Karch enjoys seeing kids catch their first fish, even if it’s 3-inch-long bluegill.
“It could be anything like throwing the rod in the water because they’re afraid of the fish coming out of the water, but that’s what’s so great about our program,” he said. “I actually caught a 13-pound walleye and I brought it. That way, the kids can get up close to the walleye.”
Besides his seminars, Karch also has a website, www.learn2fishwithus.com, that includes videos and photos from each seminar.
“Everything that I do in my seminar is on my website,” he said. “I think more and more people are getting out there and promoting (fishing) and that’s what we have to do. We have to promote it and not only that, we have to help them get the skills that are needed: learn about the fish they’re catching, learn about the regulations. That’s what I feel our clinic does.
“Our mission statement is grow the sport of fishing by educating and inspiring beginner and experienced anglers,” he said. “If they’re an experienced angler, we still have to make sure we keep them experienced enough that they keep catching fish and want to keep fishing.
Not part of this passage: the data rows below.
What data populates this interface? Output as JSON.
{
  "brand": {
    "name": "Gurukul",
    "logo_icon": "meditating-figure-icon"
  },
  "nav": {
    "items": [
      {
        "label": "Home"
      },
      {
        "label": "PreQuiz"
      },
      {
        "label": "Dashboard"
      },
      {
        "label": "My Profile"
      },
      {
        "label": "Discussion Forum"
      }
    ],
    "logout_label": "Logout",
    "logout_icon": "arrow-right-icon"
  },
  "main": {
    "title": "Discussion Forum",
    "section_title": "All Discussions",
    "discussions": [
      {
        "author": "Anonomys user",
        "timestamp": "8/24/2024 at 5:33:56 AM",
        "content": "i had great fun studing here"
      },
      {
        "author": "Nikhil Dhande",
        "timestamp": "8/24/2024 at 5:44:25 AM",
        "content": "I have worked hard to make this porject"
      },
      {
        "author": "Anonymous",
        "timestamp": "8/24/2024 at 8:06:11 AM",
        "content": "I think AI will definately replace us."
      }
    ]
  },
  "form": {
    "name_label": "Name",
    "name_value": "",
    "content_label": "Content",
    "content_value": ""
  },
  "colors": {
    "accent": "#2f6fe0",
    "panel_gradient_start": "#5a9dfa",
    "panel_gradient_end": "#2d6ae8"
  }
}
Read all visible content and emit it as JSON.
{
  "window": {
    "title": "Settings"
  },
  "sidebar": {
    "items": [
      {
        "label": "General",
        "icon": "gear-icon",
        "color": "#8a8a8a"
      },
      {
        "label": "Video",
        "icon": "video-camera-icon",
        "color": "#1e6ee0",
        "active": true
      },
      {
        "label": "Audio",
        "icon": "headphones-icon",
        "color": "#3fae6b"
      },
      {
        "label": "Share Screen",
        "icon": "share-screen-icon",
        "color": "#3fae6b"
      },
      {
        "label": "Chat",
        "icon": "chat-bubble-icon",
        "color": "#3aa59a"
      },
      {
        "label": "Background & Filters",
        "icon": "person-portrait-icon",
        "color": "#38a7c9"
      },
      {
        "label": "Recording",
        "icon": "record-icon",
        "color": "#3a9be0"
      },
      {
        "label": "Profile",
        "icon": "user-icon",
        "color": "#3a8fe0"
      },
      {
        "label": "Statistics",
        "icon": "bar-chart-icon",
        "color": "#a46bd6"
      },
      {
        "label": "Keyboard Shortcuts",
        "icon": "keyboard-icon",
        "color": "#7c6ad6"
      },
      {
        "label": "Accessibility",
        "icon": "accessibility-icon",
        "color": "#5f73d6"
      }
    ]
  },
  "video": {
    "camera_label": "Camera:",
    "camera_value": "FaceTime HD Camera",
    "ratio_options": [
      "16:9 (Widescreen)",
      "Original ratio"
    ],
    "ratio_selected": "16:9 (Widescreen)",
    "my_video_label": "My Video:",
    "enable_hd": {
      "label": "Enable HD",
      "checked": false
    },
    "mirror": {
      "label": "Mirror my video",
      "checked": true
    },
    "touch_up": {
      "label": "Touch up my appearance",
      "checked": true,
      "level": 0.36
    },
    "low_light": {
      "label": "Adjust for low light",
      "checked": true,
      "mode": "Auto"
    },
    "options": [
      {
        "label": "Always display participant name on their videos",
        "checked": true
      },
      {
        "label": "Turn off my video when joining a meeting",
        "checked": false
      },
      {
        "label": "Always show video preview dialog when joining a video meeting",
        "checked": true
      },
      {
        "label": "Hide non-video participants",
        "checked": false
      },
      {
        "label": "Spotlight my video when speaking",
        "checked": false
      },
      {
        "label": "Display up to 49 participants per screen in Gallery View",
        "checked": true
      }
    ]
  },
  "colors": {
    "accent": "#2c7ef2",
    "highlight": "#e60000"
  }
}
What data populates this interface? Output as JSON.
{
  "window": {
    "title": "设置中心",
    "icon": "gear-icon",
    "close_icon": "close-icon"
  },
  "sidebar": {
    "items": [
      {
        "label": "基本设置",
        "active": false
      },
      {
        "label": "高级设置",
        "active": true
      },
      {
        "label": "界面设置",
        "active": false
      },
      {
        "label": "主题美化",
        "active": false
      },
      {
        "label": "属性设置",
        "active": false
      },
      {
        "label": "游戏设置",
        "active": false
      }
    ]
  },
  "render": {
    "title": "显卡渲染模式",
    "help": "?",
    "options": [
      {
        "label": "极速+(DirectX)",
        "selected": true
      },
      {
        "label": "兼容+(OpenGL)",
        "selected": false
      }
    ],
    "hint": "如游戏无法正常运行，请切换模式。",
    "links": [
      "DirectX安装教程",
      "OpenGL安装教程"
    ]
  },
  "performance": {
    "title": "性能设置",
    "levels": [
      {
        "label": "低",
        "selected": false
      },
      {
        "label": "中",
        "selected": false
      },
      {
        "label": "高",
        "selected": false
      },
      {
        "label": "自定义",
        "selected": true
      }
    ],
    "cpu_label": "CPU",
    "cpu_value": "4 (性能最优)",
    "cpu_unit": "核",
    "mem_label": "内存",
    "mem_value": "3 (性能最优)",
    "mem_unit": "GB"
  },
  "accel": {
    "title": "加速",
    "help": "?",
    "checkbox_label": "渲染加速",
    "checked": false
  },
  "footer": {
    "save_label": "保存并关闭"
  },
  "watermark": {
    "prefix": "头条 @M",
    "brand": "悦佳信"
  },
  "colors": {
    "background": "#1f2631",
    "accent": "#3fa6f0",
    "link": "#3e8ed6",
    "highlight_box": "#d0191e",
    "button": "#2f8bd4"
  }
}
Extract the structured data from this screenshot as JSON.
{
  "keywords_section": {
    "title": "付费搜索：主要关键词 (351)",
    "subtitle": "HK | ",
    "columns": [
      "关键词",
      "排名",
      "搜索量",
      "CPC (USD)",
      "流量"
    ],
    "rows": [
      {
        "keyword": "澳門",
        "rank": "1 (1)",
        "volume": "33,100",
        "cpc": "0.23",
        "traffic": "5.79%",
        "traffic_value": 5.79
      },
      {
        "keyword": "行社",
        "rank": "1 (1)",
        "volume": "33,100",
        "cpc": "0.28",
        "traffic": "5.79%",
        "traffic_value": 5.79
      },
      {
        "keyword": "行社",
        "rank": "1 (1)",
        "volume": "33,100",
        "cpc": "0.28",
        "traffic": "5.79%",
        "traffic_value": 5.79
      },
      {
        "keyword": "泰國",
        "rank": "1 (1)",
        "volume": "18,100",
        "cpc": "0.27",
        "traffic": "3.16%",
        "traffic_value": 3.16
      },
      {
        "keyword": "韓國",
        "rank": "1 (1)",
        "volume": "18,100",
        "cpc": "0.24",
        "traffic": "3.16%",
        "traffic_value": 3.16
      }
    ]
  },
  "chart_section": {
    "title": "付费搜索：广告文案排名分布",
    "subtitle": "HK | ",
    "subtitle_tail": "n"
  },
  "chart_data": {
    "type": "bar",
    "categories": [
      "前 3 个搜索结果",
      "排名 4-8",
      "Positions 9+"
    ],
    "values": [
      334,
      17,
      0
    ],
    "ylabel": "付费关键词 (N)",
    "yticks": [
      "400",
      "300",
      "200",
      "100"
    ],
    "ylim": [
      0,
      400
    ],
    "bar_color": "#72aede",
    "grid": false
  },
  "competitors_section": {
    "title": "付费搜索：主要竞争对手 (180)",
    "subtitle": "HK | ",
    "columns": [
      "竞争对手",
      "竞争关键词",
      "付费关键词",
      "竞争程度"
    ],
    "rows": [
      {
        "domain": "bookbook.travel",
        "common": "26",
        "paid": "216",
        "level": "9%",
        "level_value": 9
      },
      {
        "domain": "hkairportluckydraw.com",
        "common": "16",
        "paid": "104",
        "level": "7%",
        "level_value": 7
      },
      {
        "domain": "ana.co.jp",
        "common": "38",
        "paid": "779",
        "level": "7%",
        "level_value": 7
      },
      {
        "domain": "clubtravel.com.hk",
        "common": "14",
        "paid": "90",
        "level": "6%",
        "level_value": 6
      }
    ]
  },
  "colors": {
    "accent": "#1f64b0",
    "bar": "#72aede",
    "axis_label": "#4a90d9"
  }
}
People get into fishing and then they get out.”
Karch’s upcoming seminar schedule includes a visit to the 4-H Youth Tent at Farm Technology Days, set for Aug. 25-27 near Sun Prairie.
“I don’t look at myself as a fishing pro,” he said. “I look at myself more as an angler educator. These kids really follow a lot of what I do. I want them to know that this clinic is for them, not for me.”